We’re well on our way along with that, though, notably with the National Firearms Act restricting the transfer of militia-suitable arms to tribute-paying supplicants meeting overlord approval, and the illegitimate (whether a real vote was taken or not) Hughes Amendment denying post-1986 select firearms to all but government troops and enforcers. I’d argue that one of the most in-your-face tyrannical phrases ever constructed is:
“RESTRICTED FOR GOVERNMENT OR LAW ENFORCEMENT USE ONLY”
“Things to Come” was my Second Amendment column in the January 2002 issue of Guns & Ammo magazine. I wrote a bit about the bans but focused on developing technology, definitely stuff the Founders would have never imagined — as if that’s supposed to make a difference.

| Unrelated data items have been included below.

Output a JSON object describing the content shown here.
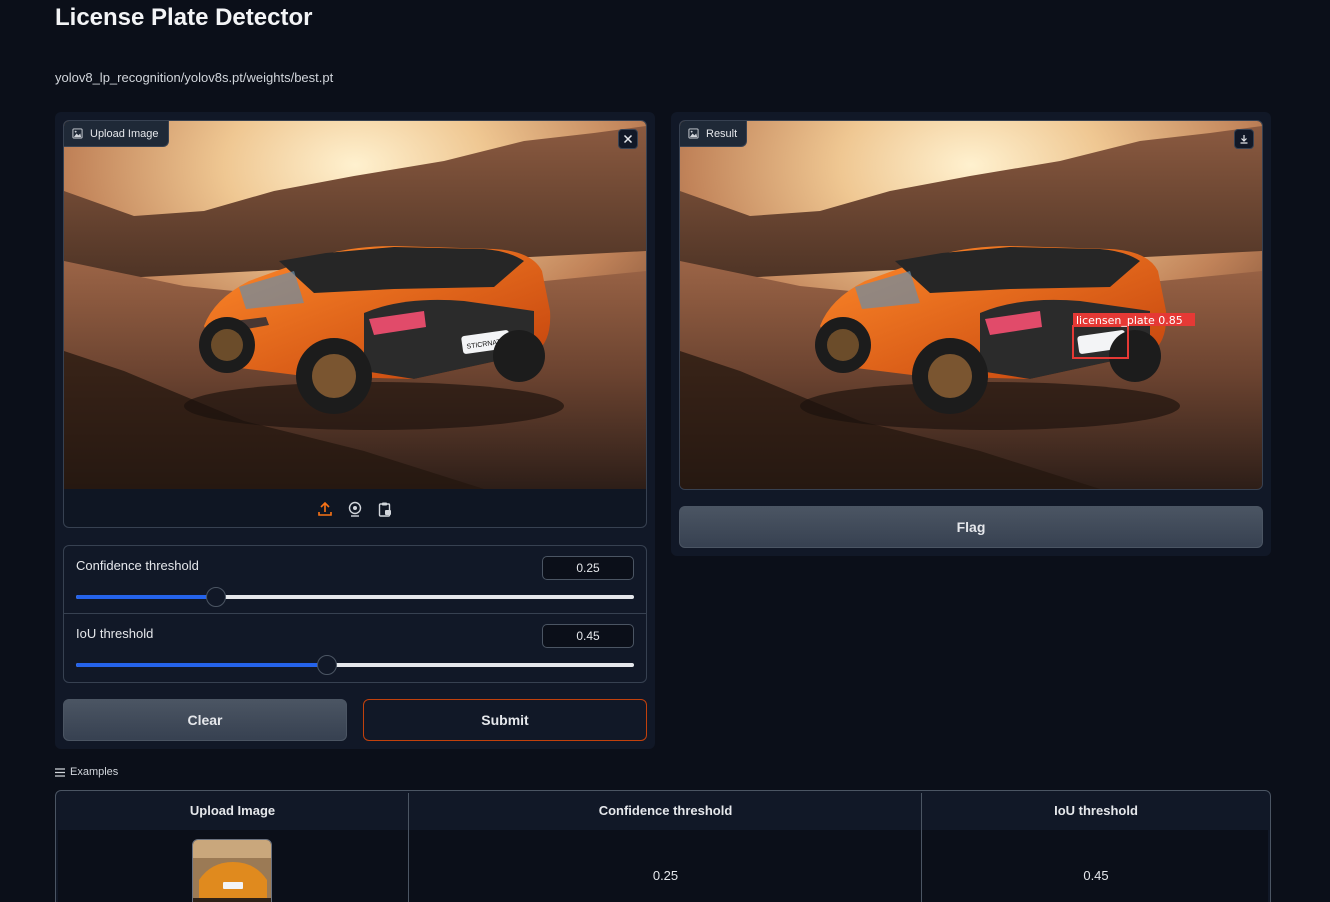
{
  "page": {
    "title": "License Plate Detector",
    "model_path": "yolov8_lp_recognition/yolov8s.pt/weights/best.pt"
  },
  "input": {
    "image_label": "Upload Image",
    "clear_icon": "close-icon",
    "source_icons": [
      "upload-icon",
      "webcam-icon",
      "clipboard-icon"
    ],
    "plate_text": "STICRNATO"
  },
  "output": {
    "image_label": "Result",
    "download_icon": "download-icon",
    "detection_label": "licensen_plate 0.85",
    "detection_color": "#e53935",
    "flag_label": "Flag"
  },
  "sliders": {
    "confidence": {
      "label": "Confidence threshold",
      "value": "0.25",
      "fraction": 0.25
    },
    "iou": {
      "label": "IoU threshold",
      "value": "0.45",
      "fraction": 0.45
    }
  },
  "buttons": {
    "clear": "Clear",
    "submit": "Submit"
  },
  "examples": {
    "title": "Examples",
    "headers": [
      "Upload Image",
      "Confidence threshold",
      "IoU threshold"
    ],
    "rows": [
      {
        "confidence": "0.25",
        "iou": "0.45"
      }
    ]
  },
  "colors": {
    "background": "#0b0f19",
    "panel": "#111827",
    "accent_blue": "#2563eb",
    "submit_border": "#c2410c"
  }
}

I always began those articles with a quote to set the tone, and for this one, I borrowed from H.G. Wells in The Shape of Things to Come:
“We have declared the Declaration of Independence is inoperative…”
How that could happen isn’t hard to see.
“It’s the difference between a bow and arrow and a modern rifle,” I quoted an executive describing his company’s Objective Individual Combat Weapon System, a weapon that could “hit targets completely behind barriers.”
I cited articles on supposedly “less than lethal” microwave weapons that could burn the skin or temporarily blind, or “tetanize” (paralyze skeletal muscles). If stun guns are “protected,” why wouldn’t they be?
But who needs phasers set on “stun” when the real thing is being developed to vaporize targets Star Trek-style, along with assurances that “advances will be made and power plants will be shrunk and one day it will dominate the battlefield”?
Since when have rayguns not been seen as the great future equalizer, and who thinks keeping them away from the bad guys will work any better tomorrow than what we see happening today?
“Just remember, not so long ago your pocket calculator would have filled a room, requiring programmers, technicians and keypunch operators, and cell phones, laptops, and GPS units would have been considered no more plausible than … paralyzer beams and death rays,” I wrote. Unarguably, those advances are now all “in common use.”
“It’s been said a battle isn’t won until a man with a rifle occupies and controls the field,” that article concluded. “Someone probably once said the same thing about spears.”